Hi
I’m new to OpenCL and am trying to port the source code below to Nvidia GPU Quadro FX1700 using OpenCL. There are data feedback (i.e. alpha_t[s]=new_alpha_t[s]) in the nested loops so that the intermediate results are used in the subsequent computations. How do I achieve data feedback in the kernel? I used a global work size of 752 and local work size of 8 for my kernel. In addition, I perform a loop unrolling in the innermost loop (i.e. z) to achieve sum[0], sum[1], sum[2] and sum[3].

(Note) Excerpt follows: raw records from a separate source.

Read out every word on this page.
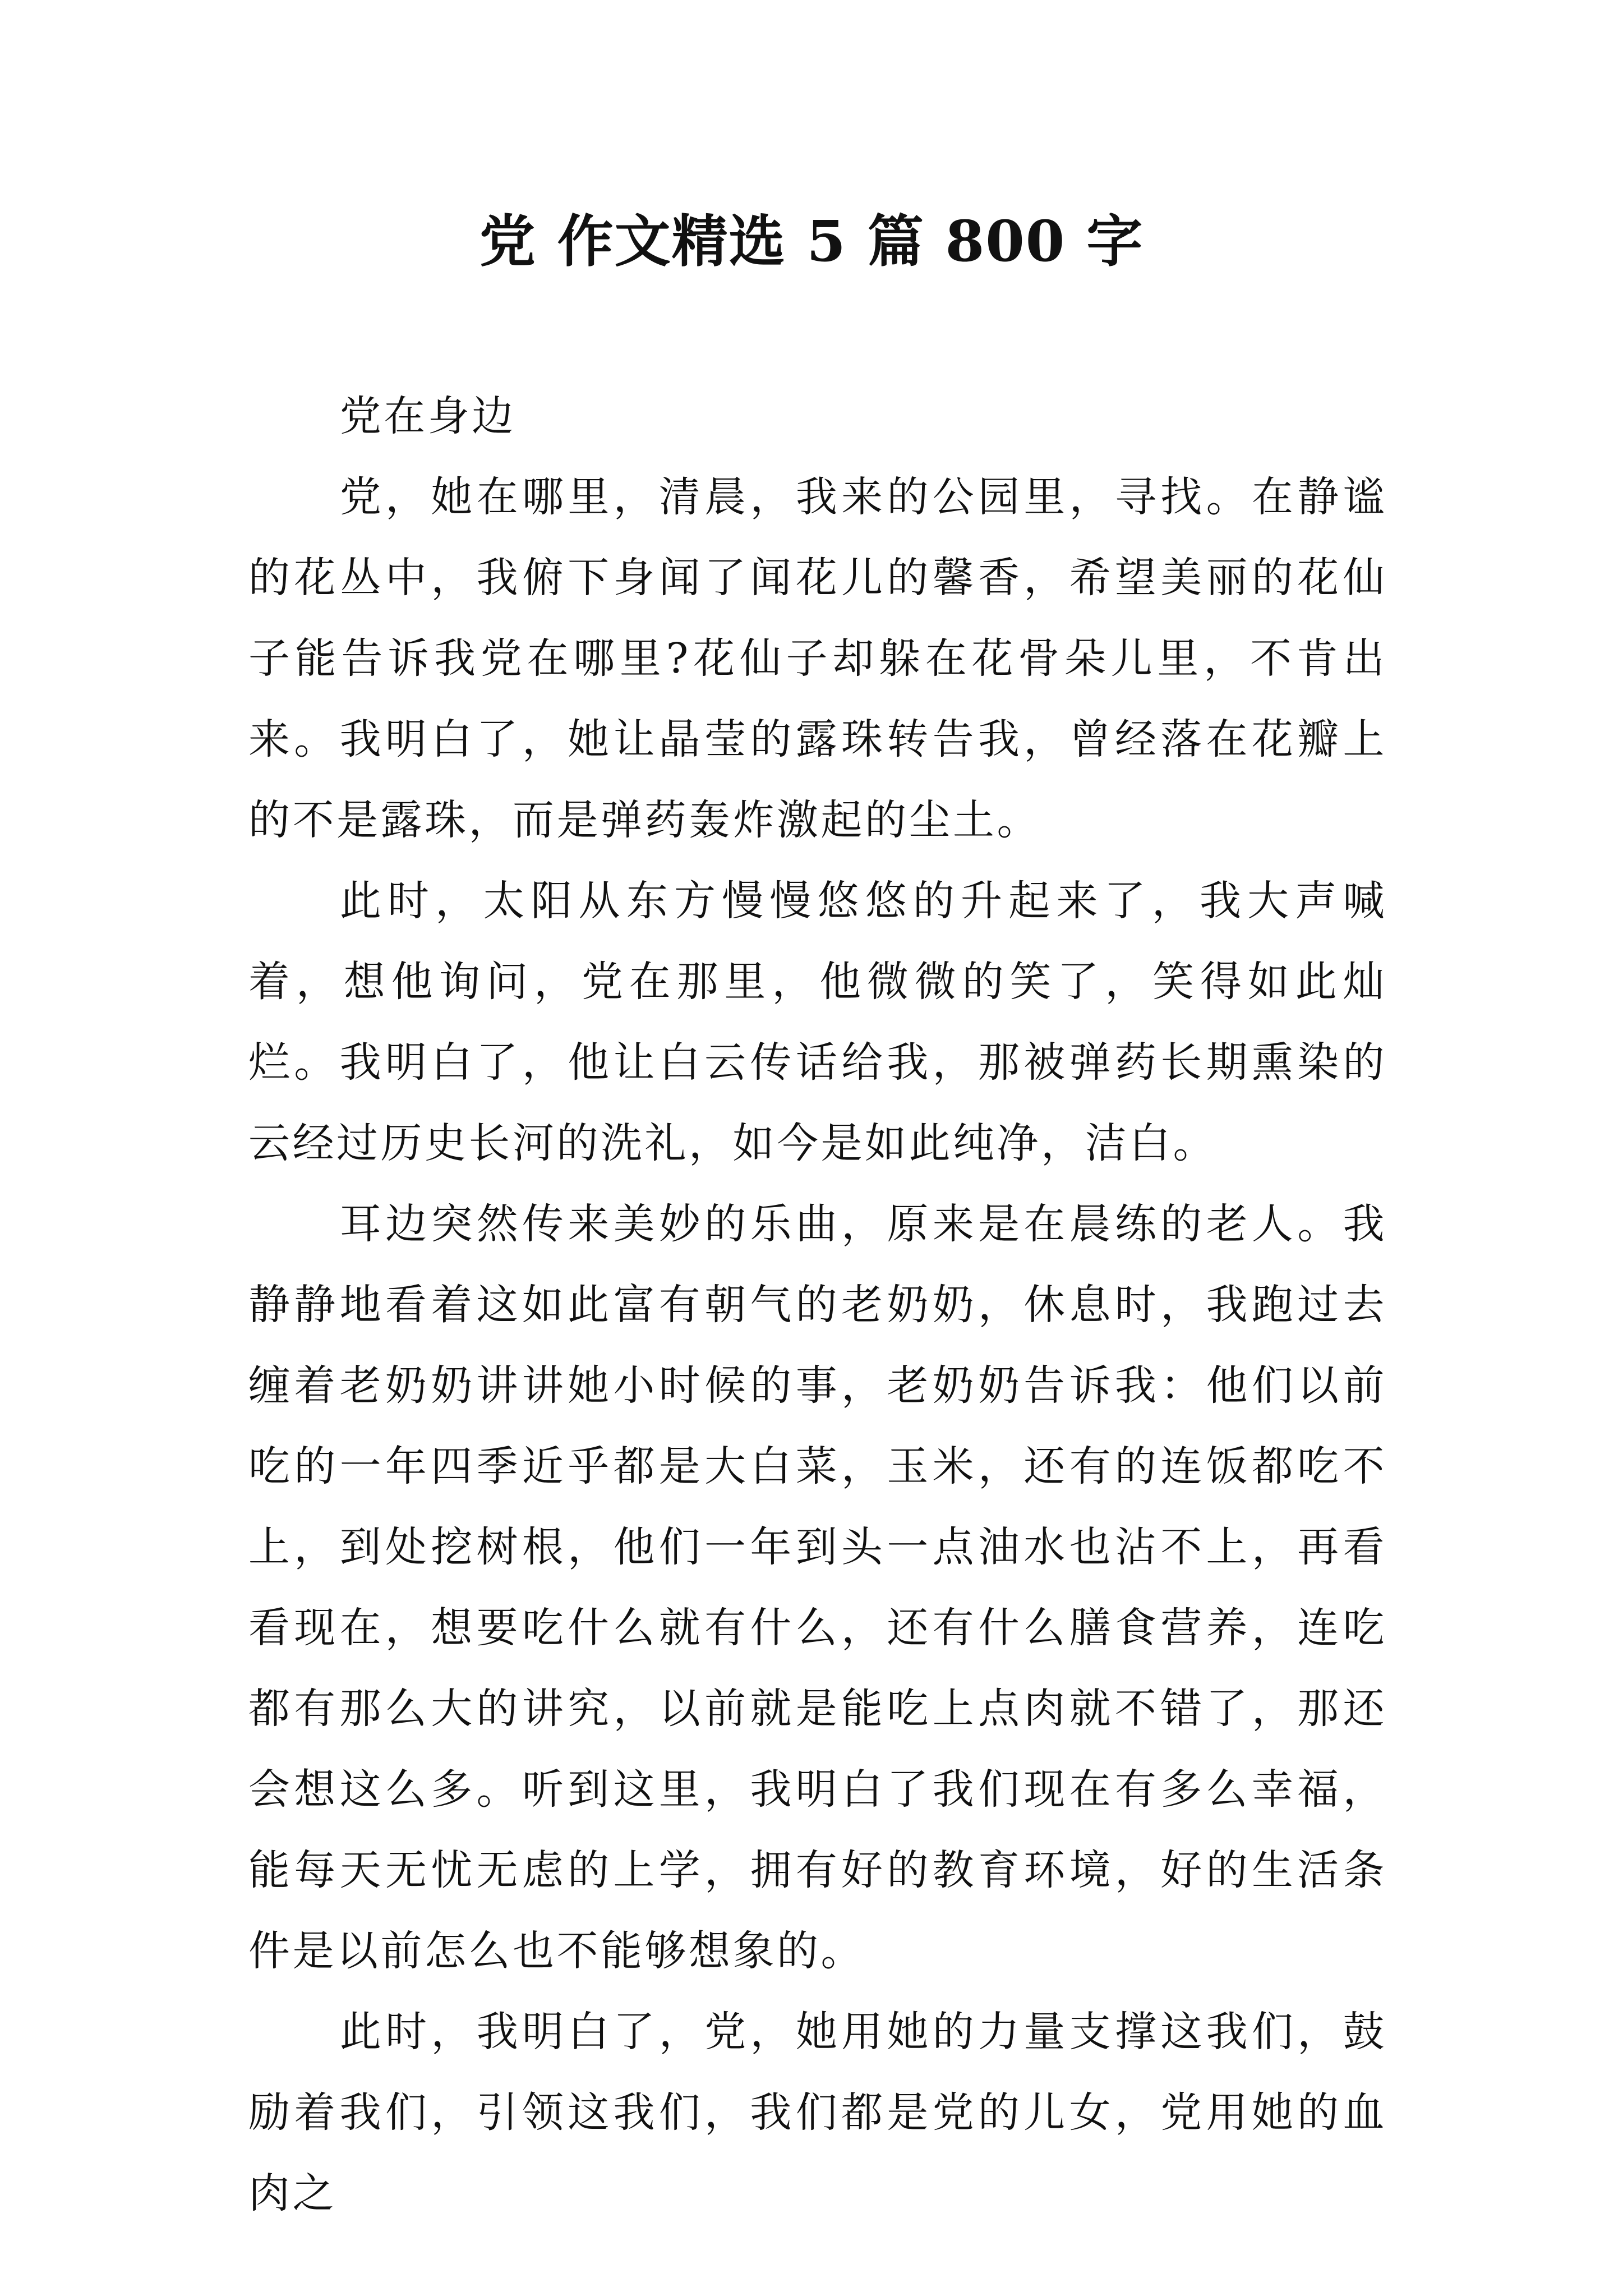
党 作文精选 5 篇 800 字

党在身边

党，她在哪里，清晨，我来的公园里，寻找。在静谧的花丛中，我俯下身闻了闻花儿的馨香，希望美丽的花仙子能告诉我党在哪里?花仙子却躲在花骨朵儿里，不肯出来。我明白了，她让晶莹的露珠转告我，曾经落在花瓣上的不是露珠，而是弹药轰炸激起的尘土。

此时，太阳从东方慢慢悠悠的升起来了，我大声喊着，想他询问，党在那里，他微微的笑了，笑得如此灿烂。我明白了，他让白云传话给我，那被弹药长期熏染的云经过历史长河的洗礼，如今是如此纯净，洁白。

耳边突然传来美妙的乐曲，原来是在晨练的老人。我静静地看着这如此富有朝气的老奶奶，休息时，我跑过去缠着老奶奶讲讲她小时候的事，老奶奶告诉我：他们以前吃的一年四季近乎都是大白菜，玉米，还有的连饭都吃不上，到处挖树根，他们一年到头一点油水也沾不上，再看看现在，想要吃什么就有什么，还有什么膳食营养，连吃都有那么大的讲究，以前就是能吃上点肉就不错了，那还会想这么多。听到这里，我明白了我们现在有多么幸福，能每天无忧无虑的上学，拥有好的教育环境，好的生活条件是以前怎么也不能够想象的。

此时，我明白了，党，她用她的力量支撑这我们，鼓励着我们，引领这我们，我们都是党的儿女，党用她的血肉之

sm_lut[4][8] = {{1,5,5,7,6,3,0,5},
{2,6,4,6,5,2,2,7},
{7,7,3,1,3,5,2,2},
{0,1,2,0,4,4,6,1}
};
int s,m,z;
int alpha_t[8]={0};
int new_alpha_t[8];
for (m=0; m<752; m++)
{
for (s=0; s<8; s++)
{
int sum[4];
for (z=0; z<4; z++)
{
int sm1;
sm1 = sm_lut[z][s];
sum[z] = alpha_t[sm1];
}
new_alpha_t[s]=max4(sum[0],sum[1],sum[2],sum[3]);
}
for (s=0; s<8; s++)
alpha_t[s]=new_alpha_t[s];
}
Thanks in advance for your help.